Penso que os adultos aquilataram o terror quando, uma a uma, as rádios foram saindo do ar, todas elas atingidas pelas águas do rio da cidade, que não parava de crescer. Sobrou uma, que funcionava em prédio mais alto: a Rádio Clube, onde o radialista Nelson Rosembrock ficou no ar, ininterruptamente, durante 72 horas.
Crianças reagem diferentemente de adultos. Eu penso que acabei dormindo, quando chegou a noite. Tenho certeza que minha mãe, no entanto, deve ter ficado acordada enquanto agüentou, rezando silenciosamente pela volta do meu pai.
Aquela enchente durou um dia, dois, três, penso que quatro, também já não lembro, e por todo o tempo esperamos para saber do meu pai. Onde estaria ele? Estaria vivo? Estaria bem? Ouvíamos, ininterruptamente, a única rádio que sobrara no ar, na ansiedade por alguma notícia dele, e a notícia não vinha nunca. Há que se esclarecer que todos os que tinham condições de se comunicar com a rádio ficavam mandando notícias para suas famílias, mesmo naqueles tempos em que quase não havia telefone.
Onde estava o meu pai?
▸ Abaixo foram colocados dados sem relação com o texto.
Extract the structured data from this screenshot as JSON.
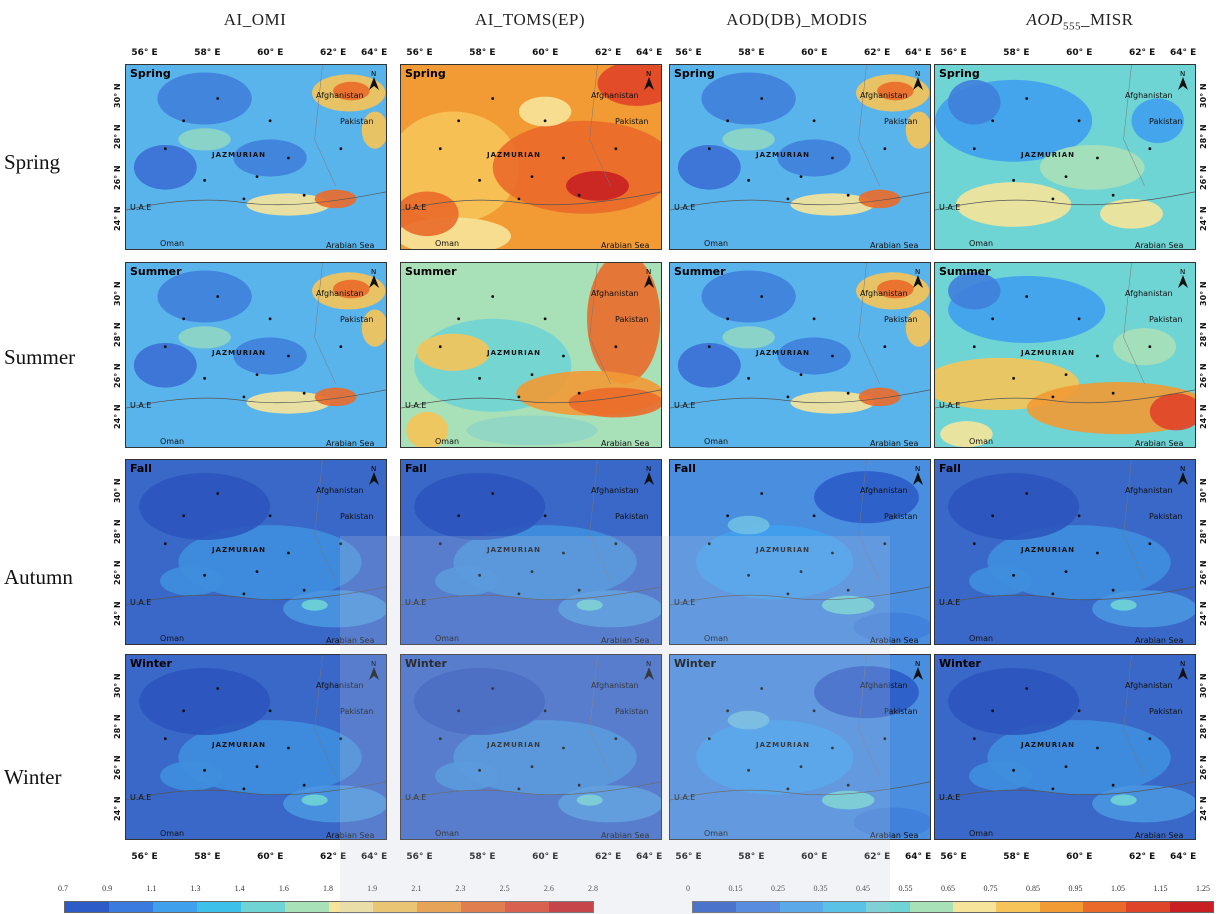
{
  "columns": [
    {
      "title": "AI_OMI"
    },
    {
      "title": "AI_TOMS(EP)"
    },
    {
      "title": "AOD(DB)_MODIS"
    },
    {
      "title_main": "AOD",
      "title_sub": "555",
      "title_rest": "_MISR"
    }
  ],
  "rows": [
    {
      "label": "Spring",
      "tag": "Spring"
    },
    {
      "label": "Summer",
      "tag": "Summer"
    },
    {
      "label": "Autumn",
      "tag": "Fall"
    },
    {
      "label": "Winter",
      "tag": "Winter"
    }
  ],
  "longitude_ticks": [
    "56° E",
    "58° E",
    "60° E",
    "62° E",
    "64° E"
  ],
  "latitude_ticks": [
    "30° N",
    "28° N",
    "26° N",
    "24° N"
  ],
  "place_labels": {
    "afghanistan": "Afghanistan",
    "pakistan": "Pakistan",
    "jazmurian": "JAZMURIAN",
    "uae": "U.A.E",
    "oman": "Oman",
    "arabian_sea": "Arabian Sea",
    "north": "N"
  },
  "colorbar_ai": {
    "ticks": [
      "0.7",
      "0.9",
      "1.1",
      "1.3",
      "1.4",
      "1.6",
      "1.8",
      "1.9",
      "2.1",
      "2.3",
      "2.5",
      "2.6",
      "2.8"
    ],
    "colors": [
      "#2c5cc8",
      "#3a7be0",
      "#3fa0ee",
      "#3dc0ea",
      "#6fd4d4",
      "#a8e0b8",
      "#f6e49a",
      "#f6c458",
      "#f29a34",
      "#ea6a2a",
      "#e04428",
      "#c82022"
    ]
  },
  "colorbar_aod": {
    "ticks": [
      "0",
      "0.15",
      "0.25",
      "0.35",
      "0.45",
      "0.55",
      "0.65",
      "0.75",
      "0.85",
      "0.95",
      "1.05",
      "1.15",
      "1.25"
    ],
    "colors": [
      "#2c5cc8",
      "#3a7be0",
      "#3fa0ee",
      "#3dc0ea",
      "#6fd4d4",
      "#a8e0b8",
      "#f6e49a",
      "#f6c458",
      "#f29a34",
      "#ea6a2a",
      "#e04428",
      "#c82022"
    ]
  },
  "panel_styles": [
    [
      "mid",
      "hot",
      "mid",
      "cool"
    ],
    [
      "mid",
      "hotright",
      "mid",
      "hotsouth"
    ],
    [
      "cold",
      "cold",
      "coldmid",
      "cold"
    ],
    [
      "cold",
      "cold",
      "coldmid",
      "cold"
    ]
  ]
}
Depois que tudo passou ficamos sabendo o que acontecera com ele: como não podia voltar para casa, ele e um amigo ficaram ajudando as pessoas das proximidades do serviço deles a atravessar aquele pedaço de enchente numa bateira que os dois tinham construído. Ele não conseguiu contacto com a rádio; não pode nos mandar notícias.
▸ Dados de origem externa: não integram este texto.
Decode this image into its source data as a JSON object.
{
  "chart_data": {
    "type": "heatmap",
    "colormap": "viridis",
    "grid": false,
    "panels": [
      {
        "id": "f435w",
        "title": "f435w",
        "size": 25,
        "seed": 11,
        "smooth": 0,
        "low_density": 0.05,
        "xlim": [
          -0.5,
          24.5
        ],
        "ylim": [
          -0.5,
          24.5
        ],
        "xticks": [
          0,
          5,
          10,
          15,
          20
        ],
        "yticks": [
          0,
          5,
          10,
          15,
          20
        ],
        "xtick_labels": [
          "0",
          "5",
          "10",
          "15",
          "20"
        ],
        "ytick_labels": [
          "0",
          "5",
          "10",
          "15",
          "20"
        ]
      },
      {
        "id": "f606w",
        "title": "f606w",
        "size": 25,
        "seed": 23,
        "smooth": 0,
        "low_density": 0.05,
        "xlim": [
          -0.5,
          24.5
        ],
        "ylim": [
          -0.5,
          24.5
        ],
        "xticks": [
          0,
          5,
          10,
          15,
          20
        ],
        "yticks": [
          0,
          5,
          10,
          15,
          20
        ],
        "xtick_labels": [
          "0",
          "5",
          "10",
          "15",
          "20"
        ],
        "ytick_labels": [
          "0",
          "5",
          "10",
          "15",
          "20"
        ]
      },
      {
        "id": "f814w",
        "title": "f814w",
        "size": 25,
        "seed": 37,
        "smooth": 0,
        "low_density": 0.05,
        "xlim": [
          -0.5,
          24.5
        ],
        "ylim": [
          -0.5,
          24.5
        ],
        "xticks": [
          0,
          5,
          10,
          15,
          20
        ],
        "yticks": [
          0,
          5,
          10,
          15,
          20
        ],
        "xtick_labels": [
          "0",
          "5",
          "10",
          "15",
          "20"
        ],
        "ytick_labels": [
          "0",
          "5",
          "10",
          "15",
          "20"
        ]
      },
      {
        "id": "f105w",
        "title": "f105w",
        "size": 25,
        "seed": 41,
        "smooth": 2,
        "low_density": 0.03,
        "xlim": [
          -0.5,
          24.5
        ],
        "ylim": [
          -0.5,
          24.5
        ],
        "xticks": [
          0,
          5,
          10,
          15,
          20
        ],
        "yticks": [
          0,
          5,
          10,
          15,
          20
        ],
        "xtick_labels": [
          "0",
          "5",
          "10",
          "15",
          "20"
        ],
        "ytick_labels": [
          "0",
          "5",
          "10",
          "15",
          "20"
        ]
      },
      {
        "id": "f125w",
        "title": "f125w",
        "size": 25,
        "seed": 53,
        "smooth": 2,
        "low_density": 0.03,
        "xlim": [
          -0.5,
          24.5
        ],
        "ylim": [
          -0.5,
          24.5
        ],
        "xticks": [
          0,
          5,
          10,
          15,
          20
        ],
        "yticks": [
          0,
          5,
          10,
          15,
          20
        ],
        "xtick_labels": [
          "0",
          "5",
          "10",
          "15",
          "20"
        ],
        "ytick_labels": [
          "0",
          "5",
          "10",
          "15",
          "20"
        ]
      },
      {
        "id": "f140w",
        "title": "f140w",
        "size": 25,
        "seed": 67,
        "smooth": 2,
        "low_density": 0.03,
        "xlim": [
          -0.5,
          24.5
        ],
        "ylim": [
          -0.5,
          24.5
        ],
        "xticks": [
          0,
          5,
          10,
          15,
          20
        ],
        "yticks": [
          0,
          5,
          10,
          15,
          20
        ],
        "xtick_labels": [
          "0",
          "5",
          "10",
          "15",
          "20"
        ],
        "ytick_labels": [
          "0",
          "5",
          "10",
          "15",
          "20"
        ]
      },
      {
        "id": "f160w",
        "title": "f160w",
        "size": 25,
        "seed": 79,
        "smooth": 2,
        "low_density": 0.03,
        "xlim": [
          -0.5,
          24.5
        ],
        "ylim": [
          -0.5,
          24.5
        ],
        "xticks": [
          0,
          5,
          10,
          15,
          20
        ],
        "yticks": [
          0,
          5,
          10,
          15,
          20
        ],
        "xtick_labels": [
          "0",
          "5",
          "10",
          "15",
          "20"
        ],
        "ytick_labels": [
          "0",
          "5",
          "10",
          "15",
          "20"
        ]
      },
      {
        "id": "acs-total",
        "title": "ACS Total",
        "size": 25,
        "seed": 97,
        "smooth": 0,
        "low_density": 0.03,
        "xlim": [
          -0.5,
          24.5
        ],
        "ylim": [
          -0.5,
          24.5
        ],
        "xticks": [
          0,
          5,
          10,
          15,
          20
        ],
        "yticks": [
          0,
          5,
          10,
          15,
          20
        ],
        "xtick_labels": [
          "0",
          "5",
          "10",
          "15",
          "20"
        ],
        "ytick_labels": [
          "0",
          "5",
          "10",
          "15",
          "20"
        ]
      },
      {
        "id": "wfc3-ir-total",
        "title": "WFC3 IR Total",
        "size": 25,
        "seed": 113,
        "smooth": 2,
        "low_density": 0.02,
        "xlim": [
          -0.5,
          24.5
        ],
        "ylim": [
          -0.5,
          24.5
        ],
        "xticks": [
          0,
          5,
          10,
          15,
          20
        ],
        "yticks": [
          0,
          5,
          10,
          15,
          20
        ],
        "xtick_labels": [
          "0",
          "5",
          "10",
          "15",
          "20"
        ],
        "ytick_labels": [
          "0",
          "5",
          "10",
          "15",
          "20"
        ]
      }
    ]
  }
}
E os dias e as noites passaram, e nós continuávamos ouvindo a rádio sem parar. E, numa tarde, a enchente estava indo embora, e minha mãe tentava nos manter dentro de uma normalidade, sabe-se lá a custas de quais amarguras que engolia para que suas meninas não sentissem o medo que estava dentro dela. Veio a noite daquela tarde, e ela colocou a mesa como em todos os dias, e serviu a sopa, que naquele tempo se tomava sopa antes das refeições. E estávamos na sopa, quando ouvimos! Lá de baixo, de antes da curva da rua, do lugar onde ainda não poderíamos avistá-lo mesmo se fosse de dia, veio o assobio do meu pai! Ele tinha um assobio que era só dele, e que sempre assobiava quando estava quase chegando em casa, para que a gente soubesse que ele estava vindo. E então todas nós largamos a sopa e as colheres, e todas corremos desesperadamente para a rua, com o coração saindo pela boca de tanta emoção, pois sabíamos que ele estava chegando!
E no meio da escuridão foi aparecendo o farol da sua bicicleta, e ele assobiou de novo! Não preciso contar como estava o meu coracão! Foi naquele dia que descobri que amava meu pai!
Blumenau, 09 de Outubro de 2012.
Urda Alice Klueger é escritora, historiadora e doutoranda em Geografia pela UFPR.